Anticavity mouthwashes kill the bacteria that cause tooth decay. Most toothpastes already have agents that fight cavities, therefore anticavity mouthwashes are recommended for patients who are at high risk of tooth decay, or those who suffer from xerostomia (dry mouth). The major active ingredients in anticavity mouthwashes are fluoride and xylitol.
Analgesic and anti-inflammatory mouthwashes are used for patients who suffer from painful conditions in the mouth, such as aphthous stomatitis (ulcers). The main ingredients are betamethasone and benzydamine (difflam).
Saliva substitutes are mouthwashes directed to patients who suffer from xerostomia, or dry mouth. The active ingredients of those mouthwashes are lactoperoxidase, lysozyme and lactoferrin.

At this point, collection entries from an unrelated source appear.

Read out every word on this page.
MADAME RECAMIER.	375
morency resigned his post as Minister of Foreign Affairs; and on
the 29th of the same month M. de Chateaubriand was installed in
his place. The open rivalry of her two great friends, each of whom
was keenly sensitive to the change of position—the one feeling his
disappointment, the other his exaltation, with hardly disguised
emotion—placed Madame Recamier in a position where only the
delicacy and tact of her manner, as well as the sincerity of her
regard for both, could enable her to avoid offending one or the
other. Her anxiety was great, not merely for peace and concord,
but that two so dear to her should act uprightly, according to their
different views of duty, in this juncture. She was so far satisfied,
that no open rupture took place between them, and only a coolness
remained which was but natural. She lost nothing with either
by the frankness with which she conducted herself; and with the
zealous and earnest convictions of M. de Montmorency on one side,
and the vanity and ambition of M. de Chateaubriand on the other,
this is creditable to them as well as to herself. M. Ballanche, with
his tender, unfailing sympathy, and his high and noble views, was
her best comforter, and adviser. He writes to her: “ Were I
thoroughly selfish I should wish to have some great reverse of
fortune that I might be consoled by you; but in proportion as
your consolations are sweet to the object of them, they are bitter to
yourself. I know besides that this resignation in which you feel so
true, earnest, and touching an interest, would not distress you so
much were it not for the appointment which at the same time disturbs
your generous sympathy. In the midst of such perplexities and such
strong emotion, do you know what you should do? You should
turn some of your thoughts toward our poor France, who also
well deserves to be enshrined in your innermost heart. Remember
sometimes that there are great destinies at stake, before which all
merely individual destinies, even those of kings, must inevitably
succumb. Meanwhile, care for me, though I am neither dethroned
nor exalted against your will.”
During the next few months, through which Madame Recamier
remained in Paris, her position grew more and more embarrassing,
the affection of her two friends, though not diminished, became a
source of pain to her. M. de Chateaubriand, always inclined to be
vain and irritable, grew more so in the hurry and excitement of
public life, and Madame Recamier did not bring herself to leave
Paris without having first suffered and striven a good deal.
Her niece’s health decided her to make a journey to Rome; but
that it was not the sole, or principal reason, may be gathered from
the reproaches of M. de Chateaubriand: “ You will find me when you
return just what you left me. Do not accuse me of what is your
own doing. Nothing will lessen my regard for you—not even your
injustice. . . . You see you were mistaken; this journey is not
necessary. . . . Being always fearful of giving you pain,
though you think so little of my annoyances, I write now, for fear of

Whitening mouthwashes have the main goal of whitening teeth. Their active ingredient is hydrogen peroxide.
- Wikipedia (Mouthwash).
- The Pharmaceutical Journal (How to select the right mouthwash).
- American Dental Association (Learn More About Mouthrinses).
- Know Your Teeth (What Are Mouth Rinses?).
- Pratten J, Pasu M, Jackson G, Flanagan A, Wilson M (Modelling oral malodour in a longitudinal study). Arch Oral Biol. 2003 Nov;48(11):737-43.
The information above should be used as a reference only. Any medical decision should not be taken before consulting a health care professional.
The masculine gender may have been more used in the article, but without prejudice, to make reading easier.